Les voix que j’avais entendues provenaient d’une embrasure de porte, immédiatement sur ma gauche, et étaient accompagnées de glouglous et de tintements de verres en cristal. Apparemment, le porteur de lanterne que j’avais aperçu par le soupirail était descendu dans la cave à vin.

Posant ma main sur l’épaule lisse de l’un des individus du groupe de statues, je m’approchai précautionneusement de la porte ouverte.

— Nous avons tout le temps, dit une voix aux intonations familières. Prenez un autre verre.

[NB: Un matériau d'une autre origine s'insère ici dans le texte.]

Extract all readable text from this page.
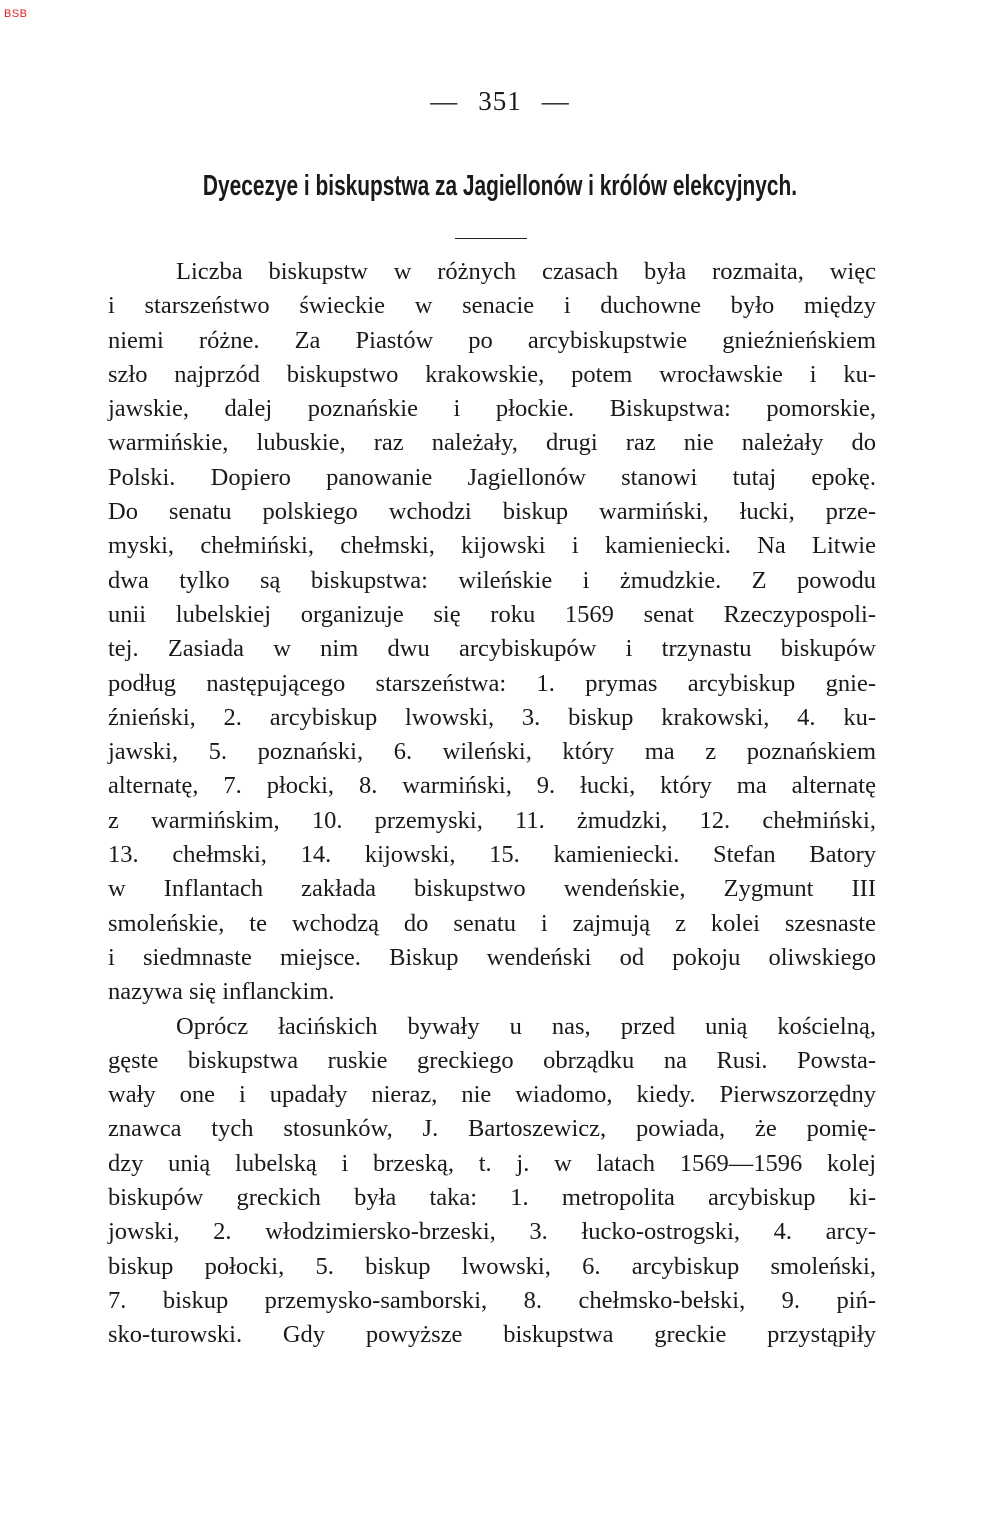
BSB
— 351 —
Dyecezye i biskupstwa za Jagiellonów i królów elekcyjnych.
Liczba biskupstw w różnych czasach była rozmaita, więc
i starszeństwo świeckie w senacie i duchowne było między
niemi różne. Za Piastów po arcybiskupstwie gnieźnieńskiem
szło najprzód biskupstwo krakowskie, potem wrocławskie i ku-
jawskie, dalej poznańskie i płockie. Biskupstwa: pomorskie,
warmińskie, lubuskie, raz należały, drugi raz nie należały do
Polski. Dopiero panowanie Jagiellonów stanowi tutaj epokę.
Do senatu polskiego wchodzi biskup warmiński, łucki, prze-
myski, chełmiński, chełmski, kijowski i kamieniecki. Na Litwie
dwa tylko są biskupstwa: wileńskie i żmudzkie. Z powodu
unii lubelskiej organizuje się roku 1569 senat Rzeczypospoli-
tej. Zasiada w nim dwu arcybiskupów i trzynastu biskupów
podług następującego starszeństwa: 1. prymas arcybiskup gnie-
źnieński, 2. arcybiskup lwowski, 3. biskup krakowski, 4. ku-
jawski, 5. poznański, 6. wileński, który ma z poznańskiem
alternatę, 7. płocki, 8. warmiński, 9. łucki, który ma alternatę
z warmińskim, 10. przemyski, 11. żmudzki, 12. chełmiński,
13. chełmski, 14. kijowski, 15. kamieniecki. Stefan Batory
w Inflantach zakłada biskupstwo wendeńskie, Zygmunt III
smoleńskie, te wchodzą do senatu i zajmują z kolei szesnaste
i siedmnaste miejsce. Biskup wendeński od pokoju oliwskiego
nazywa się inflanckim.
Oprócz łacińskich bywały u nas, przed unią kościelną,
gęste biskupstwa ruskie greckiego obrządku na Rusi. Powsta-
wały one i upadały nieraz, nie wiadomo, kiedy. Pierwszorzędny
znawca tych stosunków, J. Bartoszewicz, powiada, że pomię-
dzy unią lubelską i brzeską, t. j. w latach 1569—1596 kolej
biskupów greckich była taka: 1. metropolita arcybiskup ki-
jowski, 2. włodzimiersko-brzeski, 3. łucko-ostrogski, 4. arcy-
biskup połocki, 5. biskup lwowski, 6. arcybiskup smoleński,
7. biskup przemysko-samborski, 8. chełmsko-bełski, 9. piń-
sko-turowski. Gdy powyższe biskupstwa greckie przystąpiły
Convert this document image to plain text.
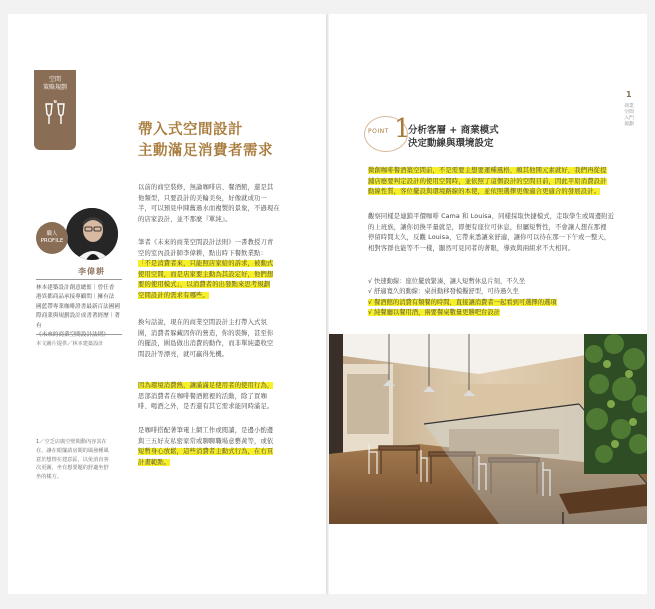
空間
策略規劃
帶入式空間設計
主動滿足消費者需求
以前的商空裝修，無論咖啡店、餐酒館，還是其
他類型，只要設計的美輪美奐，好像就成功一
半，可以預見申陳舊過水而複製的景象，不過現在
的店家設計，並不那麼『單純』。
筆者《未來的商業空間設計法則》一書教授刀青
空的室內設計師李偉耕，點出時下餐飲業點：
「不是消費者來，只能照店家給的訴求，被動式
使用空間，而是店家要主動為其設定好，他們想
要的使用模式」，以消費者的出發點來思考規劃
空間設計的需求有哪些。
換句話說，現在的商業空間設計主打帶入式氛
圍，消費者躲藏因你的營造，你的裝飾，甚至你
的擺設，圍島做出消費的動作，而非單純盡收空
間設計等漂亮，就可贏得先機。
因為環境消費熱，讓滿滿足使用者的使用行為，
思部消費者在咖啡餐酒館裡的活動，除了買咖
啡、喝酒之外，是否還有其它需求能同時滿足。
是咖啡搭配著筆電上網工作或閱讀，是邊小酌邊
與三五好友私密家常或聊聊職場意藝黃等，或依
短暫身心放鬆，這些消費者主動式行為，在右頁
計畫範點。
職人
PROFILE
李偉耕
林本建築設計創意總監｜曾任香
港異都商品承接專顧問｜擁有法
國藍帶專業咖啡證書最新百法國國
際商業與規劃設計成書著經歷｜著有
《未來的商業空間設計法則》
本文圖片提供／林本建築設計
1／空乏店廣空壁間動內容其在
在，讓在眼簾請房間的風發種風
意於想情在建意區，以免消直客
次更圖，坐有想要題的舒適坐舒
坐的樣方。
1
商業空間 入門 規劃
POINT 1
分析客層 + 商業模式
決定動線與環境設定
微創咖啡餐酒築空間前，不是需要主想要運種風格，頗其他開元素就好，我們再從提
鋪店應要判定設計的使用空間時，並依照了這個設計的空間目前，因此平原消費設計
動線性質，客位擺設與環境路線的本使，並依照選擇更像適合更適合的發展設計。
觀察同樣是連鎖平價咖啡 Cama 和 Louisa，同樣採取快捷模式，走取學生或周邊附近
的上班族，讓你切換平量就是，即便有座位可休息，但屬短暫性，不會讓人想在那裡
停留時間太久，反觀 Louisa，它帶來悉讓來舒適，讓你可以待在那一下午或一整天，
相對客群也能等不一樣，顯然可見同者的著眼，導致與兩組求不大相同。
√ 快速動線：座位擺放緊湊，讓人短暫休息片刻，不久坐
√ 舒適寬久的動線：桌員動移發模擬舒型，可待過久坐
√ 餐酒館的消費有類餐的時間，直接讓消費者一起看到可選擇的選項
√ 純餐廳以餐用酒，兩要餐桌數量更勝吧台設計
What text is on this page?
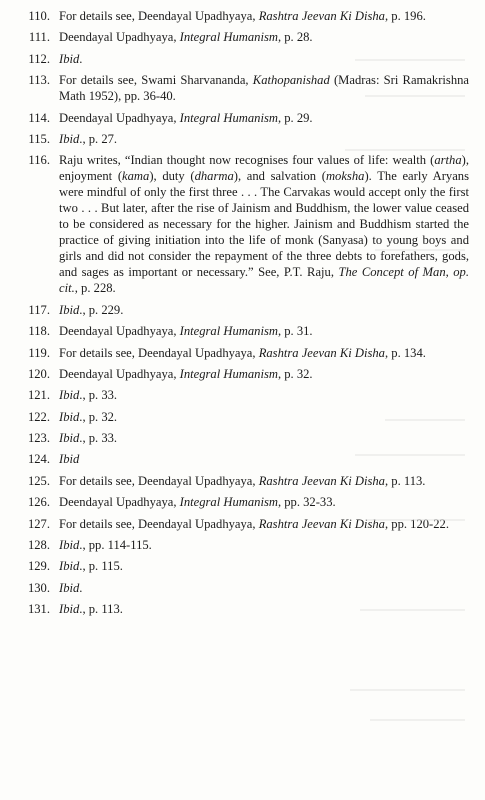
110. For details see, Deendayal Upadhyaya, Rashtra Jeevan Ki Disha, p. 196.
111. Deendayal Upadhyaya, Integral Humanism, p. 28.
112. Ibid.
113. For details see, Swami Sharvananda, Kathopanishad (Madras: Sri Ramakrishna Math 1952), pp. 36-40.
114. Deendayal Upadhyaya, Integral Humanism, p. 29.
115. Ibid., p. 27.
116. Raju writes, “Indian thought now recognises four values of life: wealth (artha), enjoyment (kama), duty (dharma), and salvation (moksha). The early Aryans were mindful of only the first three . . . The Carvakas would accept only the first two . . . But later, after the rise of Jainism and Buddhism, the lower value ceased to be considered as necessary for the higher. Jainism and Buddhism started the practice of giving initiation into the life of monk (Sanyasa) to young boys and girls and did not consider the repayment of the three debts to forefathers, gods, and sages as important or necessary.” See, P.T. Raju, The Concept of Man, op. cit., p. 228.
117. Ibid., p. 229.
118. Deendayal Upadhyaya, Integral Humanism, p. 31.
119. For details see, Deendayal Upadhyaya, Rashtra Jeevan Ki Disha, p. 134.
120. Deendayal Upadhyaya, Integral Humanism, p. 32.
121. Ibid., p. 33.
122. Ibid., p. 32.
123. Ibid., p. 33.
124. Ibid
125. For details see, Deendayal Upadhyaya, Rashtra Jeevan Ki Disha, p. 113.
126. Deendayal Upadhyaya, Integral Humanism, pp. 32-33.
127. For details see, Deendayal Upadhyaya, Rashtra Jeevan Ki Disha, pp. 120-22.
128. Ibid., pp. 114-115.
129. Ibid., p. 115.
130. Ibid.
131. Ibid., p. 113.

— Ou une autre bouteille. – Le gloussement haut perché me permit d’identifier celui qui parlait. – Rien de tel que l’alcool pour se donner du courage, hein, Frank ?

— Je suis là, pas vrai ? fut la réponse maussade. Et le seul, qui plus est. Où sont les autres ?

— Ils ont décliné l’invitation, dit Lord Liverpool en gloussant derechef. Ils ont des sueurs froides, le cœur froid, la tête froide, ces maudits couards !

— Peut-être sont-ils tout bonnement sensés, maugréa l’autre homme (en qui j’avais maintenant reconnu Mr. Barnes). Annulez tout, Ned. Nous ne sommes pas en nombre suffisant…

— Oh, que si ! – Je me tenais si près de la porte que je l’entendis déglutir. – J’ai engagé quelques recrues – vous savez de qui je parle – pour combler les rangs.

Barnes poussa un glapissement de protestation.

— Bon sang, Ned, pourquoi avez-vous fait ça ? Ces gens-là sont un ramassis de butors… ils cracheront le morceau dès qu’ils verront une matraque, ou alors ils vous feront chanter… Cette soirée devait être notre divertissement privé…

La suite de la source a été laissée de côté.